The Sunrise is pretty thick. Here it is next to the Nexus 5X.

It's also very small.

The darkest the screen gets is only ever a grey color.

The other day we were rather shocked to hear that Walmart was selling a pre-paid smartphone for ten whole dollars. When we saw the device was running Android, we just had to see what it was like. So we walked into our local store, plunked an entire $10 bill down on the table, and walked out with a rough facsimile of a smartphone. Meet the LG Sunrise.

This is not our first trip into the masochistic world of ultra-cheap smartphones. We previously reviewed the Intex Cloud FX, a $35 smartphone that ran Firefox OS. The Cloud FX had a ton of problems, but for us the most limiting thing was FireFox OS. It couldn't run any benchmarks or our battery tests, making the device a $35 slab of uselessness that could occasionally render a webpage without crashing. The Sunrise is packing something much more familiar though: Android. It's only running Android 4.4 KitKat, but that's a lot better than Mozilla's app-less browser OS.

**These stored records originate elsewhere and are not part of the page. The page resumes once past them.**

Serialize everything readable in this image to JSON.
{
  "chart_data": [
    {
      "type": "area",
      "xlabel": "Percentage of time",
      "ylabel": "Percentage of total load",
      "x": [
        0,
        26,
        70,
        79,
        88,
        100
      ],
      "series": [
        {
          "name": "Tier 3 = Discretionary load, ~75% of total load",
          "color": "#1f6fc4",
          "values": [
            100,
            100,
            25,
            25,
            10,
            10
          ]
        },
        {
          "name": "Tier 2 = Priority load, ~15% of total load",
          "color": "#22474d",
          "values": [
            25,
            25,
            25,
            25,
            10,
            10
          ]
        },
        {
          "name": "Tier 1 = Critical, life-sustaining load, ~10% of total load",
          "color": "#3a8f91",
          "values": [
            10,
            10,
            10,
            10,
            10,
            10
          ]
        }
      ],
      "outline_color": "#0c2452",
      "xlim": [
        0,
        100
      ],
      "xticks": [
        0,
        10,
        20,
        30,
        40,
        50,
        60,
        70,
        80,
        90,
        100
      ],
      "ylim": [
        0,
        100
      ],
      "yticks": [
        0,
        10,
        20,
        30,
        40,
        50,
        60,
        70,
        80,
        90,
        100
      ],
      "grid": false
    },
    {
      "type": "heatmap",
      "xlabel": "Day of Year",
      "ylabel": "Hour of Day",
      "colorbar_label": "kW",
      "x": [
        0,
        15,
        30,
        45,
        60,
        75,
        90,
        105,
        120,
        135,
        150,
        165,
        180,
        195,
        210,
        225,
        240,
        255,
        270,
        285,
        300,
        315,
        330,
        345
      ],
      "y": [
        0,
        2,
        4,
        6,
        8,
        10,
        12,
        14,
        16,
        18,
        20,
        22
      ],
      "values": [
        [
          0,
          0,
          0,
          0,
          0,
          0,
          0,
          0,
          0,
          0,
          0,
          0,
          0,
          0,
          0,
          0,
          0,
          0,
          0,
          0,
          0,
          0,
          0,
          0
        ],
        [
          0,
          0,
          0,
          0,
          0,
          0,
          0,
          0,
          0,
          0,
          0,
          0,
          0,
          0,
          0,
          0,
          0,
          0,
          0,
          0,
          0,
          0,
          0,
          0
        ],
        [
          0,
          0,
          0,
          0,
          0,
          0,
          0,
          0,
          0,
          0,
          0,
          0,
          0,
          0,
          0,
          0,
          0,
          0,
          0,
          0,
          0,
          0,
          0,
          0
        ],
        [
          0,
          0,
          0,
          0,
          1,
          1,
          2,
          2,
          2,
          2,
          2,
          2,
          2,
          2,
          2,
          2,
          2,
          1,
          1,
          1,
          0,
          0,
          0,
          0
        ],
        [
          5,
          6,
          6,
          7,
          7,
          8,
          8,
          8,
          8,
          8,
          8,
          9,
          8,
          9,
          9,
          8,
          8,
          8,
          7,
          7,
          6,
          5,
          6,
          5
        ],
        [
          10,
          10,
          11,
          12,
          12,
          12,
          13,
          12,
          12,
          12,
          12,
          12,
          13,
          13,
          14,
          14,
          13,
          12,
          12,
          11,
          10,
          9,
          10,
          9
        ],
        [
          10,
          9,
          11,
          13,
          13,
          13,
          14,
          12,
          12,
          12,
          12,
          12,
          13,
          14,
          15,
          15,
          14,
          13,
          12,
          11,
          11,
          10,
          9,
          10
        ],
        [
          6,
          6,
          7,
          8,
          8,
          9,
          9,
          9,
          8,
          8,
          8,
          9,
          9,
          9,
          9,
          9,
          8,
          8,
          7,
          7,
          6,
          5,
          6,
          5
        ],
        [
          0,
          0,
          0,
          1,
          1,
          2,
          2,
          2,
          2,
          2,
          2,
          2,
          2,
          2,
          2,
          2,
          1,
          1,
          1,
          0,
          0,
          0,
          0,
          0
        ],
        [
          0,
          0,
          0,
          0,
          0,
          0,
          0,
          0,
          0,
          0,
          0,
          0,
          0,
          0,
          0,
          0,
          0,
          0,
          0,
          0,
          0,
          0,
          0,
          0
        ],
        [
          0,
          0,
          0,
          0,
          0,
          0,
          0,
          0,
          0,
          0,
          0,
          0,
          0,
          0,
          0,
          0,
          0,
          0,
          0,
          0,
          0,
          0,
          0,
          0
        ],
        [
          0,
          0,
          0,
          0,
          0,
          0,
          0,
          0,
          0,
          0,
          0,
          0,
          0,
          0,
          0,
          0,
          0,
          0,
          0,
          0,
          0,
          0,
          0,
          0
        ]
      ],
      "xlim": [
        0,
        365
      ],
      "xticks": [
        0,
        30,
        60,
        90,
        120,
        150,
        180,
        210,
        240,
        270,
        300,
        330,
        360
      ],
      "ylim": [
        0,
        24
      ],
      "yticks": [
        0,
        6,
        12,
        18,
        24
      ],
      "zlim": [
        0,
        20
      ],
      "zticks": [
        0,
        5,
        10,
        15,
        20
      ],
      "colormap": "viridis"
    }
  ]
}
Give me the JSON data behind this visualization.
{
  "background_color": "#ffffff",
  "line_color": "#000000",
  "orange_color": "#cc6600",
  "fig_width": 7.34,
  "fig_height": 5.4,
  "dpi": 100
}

We should mention that while we walked into a Walmart and spent only $10 on this device, it was on sale. Various carrier models have the MSRP of the Sunrise listed for $40-$60. We should also mention that this $10 deal is for a locked prepaid phone. If you want to have cell service on this device, it has to be with TracFone unless you want to unlock it somehow. You could also just never get service and have a $10 Wi-Fi device.

The specs look like something out of 2007: a 3.8-inch 480×320 display, a dual core, 1.2GHz Snapdragon 200, 512MB of RAM, 4GB of storage, and a 3MP camera. Everything here aims to fits the most basic definition of each component rather than living up to any kind of performance standard. The camera, for instance, technically records some kind of image based on the light that enters the lens, but we wouldn't call that image "good." The display is a grid of squares that can change colors to represent text or images. There is even a speaker that can create several different noises.

But hey, it's $10! You've got to lower your standards appropriately. If your other option is nothing, there is actually a lot the Sunrise can offer: It can boot and show the Android desktop. If you tap the screen, something (eventually) happens. You can load up Chrome and browse the Internet. You can run apps—even the Google apps—and have access to the entire Play Store. You'll get Google Maps, push notifications, voice commands, and everything else you would expect. It's pretty amazing that for the cost of two Starbucks drinks you can get a mostly-functional, Internet-enabled smartphone that can (more or less) run the same software as a $600 flagship.